Durante o desenvolvimento do projeto, Pedraurrieux considerou a questão da inundação do rio Tietê. Diante disso, a solução adotada foi a construção da vila na cota superior, ficando as casas na parte mais elevada.
A vila contava também com outras instalações, segundo depoimento do morador Edélcio Pereira Pinto e a revista Centro de Preservação Cultural (2017, p. 299): uma boutique; alojamentos de operários solteiros; padaria; quitanda; serviços de saúde e odontologia; restaurante; fábrica de sapatos e chapéus; barbeiro; salão de festas para eventos como bailes e casamentos; açougue; teatro; campo de futebol; coretos e praças.
A vila recebeu o nome de “Maria Zélia” em homenagem a uma das filhas de Street, que morreu vítima de tuberculose em 1915 (REVISTA CPC, 2017, p. 298).

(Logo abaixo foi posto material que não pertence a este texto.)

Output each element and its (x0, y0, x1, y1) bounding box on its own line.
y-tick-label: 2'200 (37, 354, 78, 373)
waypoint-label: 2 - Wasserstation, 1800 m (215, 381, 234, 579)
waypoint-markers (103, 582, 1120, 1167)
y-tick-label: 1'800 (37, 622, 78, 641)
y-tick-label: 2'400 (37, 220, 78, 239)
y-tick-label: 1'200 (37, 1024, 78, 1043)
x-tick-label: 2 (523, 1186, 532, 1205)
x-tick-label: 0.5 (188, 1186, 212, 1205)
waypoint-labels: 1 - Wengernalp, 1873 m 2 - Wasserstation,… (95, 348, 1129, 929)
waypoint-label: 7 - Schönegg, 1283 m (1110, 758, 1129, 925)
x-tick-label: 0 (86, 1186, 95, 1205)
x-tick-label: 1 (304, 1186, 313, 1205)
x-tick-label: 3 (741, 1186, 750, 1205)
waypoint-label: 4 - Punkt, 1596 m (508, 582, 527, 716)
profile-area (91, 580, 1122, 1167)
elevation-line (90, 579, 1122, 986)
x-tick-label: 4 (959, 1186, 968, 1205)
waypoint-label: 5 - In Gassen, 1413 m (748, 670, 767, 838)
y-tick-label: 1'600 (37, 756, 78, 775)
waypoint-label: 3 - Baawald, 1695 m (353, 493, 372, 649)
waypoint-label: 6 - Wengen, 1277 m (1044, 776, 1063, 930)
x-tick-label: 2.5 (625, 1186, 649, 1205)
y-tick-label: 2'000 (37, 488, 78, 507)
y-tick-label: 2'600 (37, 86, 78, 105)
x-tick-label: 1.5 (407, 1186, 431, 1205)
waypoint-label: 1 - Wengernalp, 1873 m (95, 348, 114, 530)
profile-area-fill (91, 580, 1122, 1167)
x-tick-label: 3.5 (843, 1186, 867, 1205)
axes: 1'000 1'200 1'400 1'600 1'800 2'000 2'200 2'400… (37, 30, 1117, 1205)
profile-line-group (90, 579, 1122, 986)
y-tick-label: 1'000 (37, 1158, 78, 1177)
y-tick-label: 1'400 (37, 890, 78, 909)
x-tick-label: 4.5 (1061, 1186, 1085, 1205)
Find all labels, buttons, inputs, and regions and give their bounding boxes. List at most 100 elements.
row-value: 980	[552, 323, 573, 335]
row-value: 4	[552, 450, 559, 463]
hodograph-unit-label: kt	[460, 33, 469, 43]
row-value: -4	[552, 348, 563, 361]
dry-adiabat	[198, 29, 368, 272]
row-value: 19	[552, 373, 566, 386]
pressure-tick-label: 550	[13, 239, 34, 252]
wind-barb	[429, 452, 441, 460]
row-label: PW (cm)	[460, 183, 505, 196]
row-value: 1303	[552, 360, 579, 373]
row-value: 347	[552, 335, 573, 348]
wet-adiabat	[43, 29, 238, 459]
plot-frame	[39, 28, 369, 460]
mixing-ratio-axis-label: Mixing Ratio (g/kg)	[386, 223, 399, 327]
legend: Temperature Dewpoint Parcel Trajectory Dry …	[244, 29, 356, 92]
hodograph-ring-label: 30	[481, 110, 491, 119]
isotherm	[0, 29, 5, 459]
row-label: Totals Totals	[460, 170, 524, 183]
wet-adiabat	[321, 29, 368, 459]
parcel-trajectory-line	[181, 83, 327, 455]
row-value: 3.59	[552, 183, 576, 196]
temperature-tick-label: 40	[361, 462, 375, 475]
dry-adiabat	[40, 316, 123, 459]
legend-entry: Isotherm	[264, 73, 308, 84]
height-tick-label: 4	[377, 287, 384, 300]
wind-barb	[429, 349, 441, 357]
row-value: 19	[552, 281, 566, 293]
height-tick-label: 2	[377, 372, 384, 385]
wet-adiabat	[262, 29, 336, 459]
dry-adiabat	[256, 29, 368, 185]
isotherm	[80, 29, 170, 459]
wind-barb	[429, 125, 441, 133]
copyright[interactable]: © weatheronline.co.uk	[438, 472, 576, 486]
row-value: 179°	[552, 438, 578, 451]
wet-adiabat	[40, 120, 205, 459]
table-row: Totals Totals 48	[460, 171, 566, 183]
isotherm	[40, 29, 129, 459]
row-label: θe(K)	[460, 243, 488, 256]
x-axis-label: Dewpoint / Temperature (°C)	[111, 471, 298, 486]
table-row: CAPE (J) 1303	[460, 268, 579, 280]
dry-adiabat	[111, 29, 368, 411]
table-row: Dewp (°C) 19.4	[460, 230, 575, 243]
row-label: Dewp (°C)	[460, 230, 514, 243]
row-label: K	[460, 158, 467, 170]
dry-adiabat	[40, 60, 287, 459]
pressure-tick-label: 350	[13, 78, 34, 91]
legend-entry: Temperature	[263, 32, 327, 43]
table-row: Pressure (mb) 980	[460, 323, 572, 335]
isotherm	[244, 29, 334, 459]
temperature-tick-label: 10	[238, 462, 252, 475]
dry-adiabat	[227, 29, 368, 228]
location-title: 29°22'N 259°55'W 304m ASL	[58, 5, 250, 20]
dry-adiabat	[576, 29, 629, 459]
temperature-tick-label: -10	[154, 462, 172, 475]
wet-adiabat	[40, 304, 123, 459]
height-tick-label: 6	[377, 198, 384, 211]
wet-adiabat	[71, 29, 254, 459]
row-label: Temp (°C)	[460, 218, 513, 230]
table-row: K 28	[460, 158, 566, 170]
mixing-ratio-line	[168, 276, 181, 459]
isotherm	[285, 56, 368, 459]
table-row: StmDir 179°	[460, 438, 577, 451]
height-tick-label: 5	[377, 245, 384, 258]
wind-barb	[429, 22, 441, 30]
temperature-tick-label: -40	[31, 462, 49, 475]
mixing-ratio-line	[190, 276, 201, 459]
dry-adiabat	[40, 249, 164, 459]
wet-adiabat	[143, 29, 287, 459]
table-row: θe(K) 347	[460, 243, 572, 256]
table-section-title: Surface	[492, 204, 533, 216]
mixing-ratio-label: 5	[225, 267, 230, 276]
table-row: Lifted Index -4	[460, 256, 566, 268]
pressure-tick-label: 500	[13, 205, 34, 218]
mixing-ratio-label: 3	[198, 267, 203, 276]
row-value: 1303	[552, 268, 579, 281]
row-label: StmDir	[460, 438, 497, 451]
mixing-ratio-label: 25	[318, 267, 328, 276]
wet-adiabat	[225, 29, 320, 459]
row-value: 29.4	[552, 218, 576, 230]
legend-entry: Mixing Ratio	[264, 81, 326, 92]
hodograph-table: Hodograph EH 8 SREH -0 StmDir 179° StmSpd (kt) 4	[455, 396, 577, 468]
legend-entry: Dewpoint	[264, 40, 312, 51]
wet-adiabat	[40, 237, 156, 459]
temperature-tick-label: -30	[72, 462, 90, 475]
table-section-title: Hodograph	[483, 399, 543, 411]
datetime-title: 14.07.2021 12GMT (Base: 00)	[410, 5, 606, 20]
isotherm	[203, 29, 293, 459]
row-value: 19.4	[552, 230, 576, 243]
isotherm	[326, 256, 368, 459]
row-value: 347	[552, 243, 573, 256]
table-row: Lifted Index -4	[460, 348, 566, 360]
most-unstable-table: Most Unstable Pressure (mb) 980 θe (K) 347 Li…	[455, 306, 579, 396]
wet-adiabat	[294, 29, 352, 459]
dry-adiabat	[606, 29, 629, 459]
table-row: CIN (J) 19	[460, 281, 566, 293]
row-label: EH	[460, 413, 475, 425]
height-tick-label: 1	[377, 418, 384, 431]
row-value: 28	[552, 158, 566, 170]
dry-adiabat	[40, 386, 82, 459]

Para entender melhor a estruturação da vila, foram separados tópicos com as diferentes funções e arquiteturas que incorporam a vila.

Zélia e Jorge Street, em 1897. Fonte: Livro 100 anos da Vila Maria Zélia - Autores: FRANGELLO e ALMEIDA
De acordo com Oliveira (2008, p. 60) essa arquitetura de vigilância controlava até a vida privada dos trabalhadores, no interior das residências, por meio de normas que, caso não cumpridas, podiam ocasionar punições como multas e, até mesmo, a perda da moradia.
O projeto da vila foi realizado por um arquiteto francês, Paul Pedraurrieux, o qual se inspira nas vilas operárias de Saltaire, na Inglaterra, e da Fábrica Boa Viagem ou Companhia Industrial do Norte na Bahia. Tanto nessas vilas, como na Maria Zélia, foram empregados os padrões da tipologia conhecida como “vila-cidadela” (FRANGELLO, ALMEIDA, 2018, p. 16-17).